Pollution
Humain
Environnement
Economique

À 08h51, une fuite de gaz de cokerie (mélange de 65 % d’hydrogène 65 %, 3-6 % de monoxyde de carbone et de 20-25 % de méthane) se produit dans une fonderie durant des travaux d’entretien. La fuite, estimée entre 125 et 250 kg de gaz, est suivie par une violente explosion qui cause la mort de 3 sous-traitants et fait 39 blessés dont 13 gravement brûlés.

Les travaux d’entretien devaient être effectués sur le réseau de canalisations d’eau, ce qui nécessitait un “arrêt gaz”. Cette procédure, qui n’est effectuée que très rarement à cause des risques d’endommagement du four, prend 10 h. Par conséquent, les employés ont décidé de conduire « en attendant » des travaux sur le réseau des tuyauteries de gaz et certains travaux de nettoyage. Des contrôles de sécurité sont ainsi réalisés an parallèle sur le gazomètre (qui sert à stocker le gaz de cokerie) qui avait été réparée la semaine précédente. L’explosion s’est produite alors que des sous-traitants remplacent d’une membrane de mesure par une bride aveugle sur le gazoduc (pas ou mal inerté).

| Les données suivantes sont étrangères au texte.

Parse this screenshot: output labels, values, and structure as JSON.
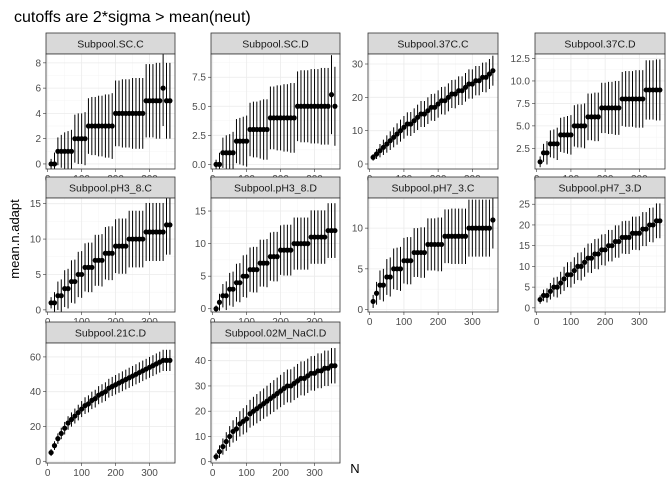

Les services d’inspection soulignent le manque de culture de sécurité de l’entreprise, l’absence de procédures écrites pour l’inertage de la conduite de gaz et l’absence de coordination des différents intervenants et employés de l’usine.

L’exploitant est condamné au civil en tant qu’employeur. Sur 7 prévenus, le directeur de la cokerie est acquitté, 2 ingénieurs et 2 contremaîtres bénéficient de la suspension du prononcé pour 3 ans. Deux ouvriers sont condamnés à 3 mois de prison et des amendes de 250 €.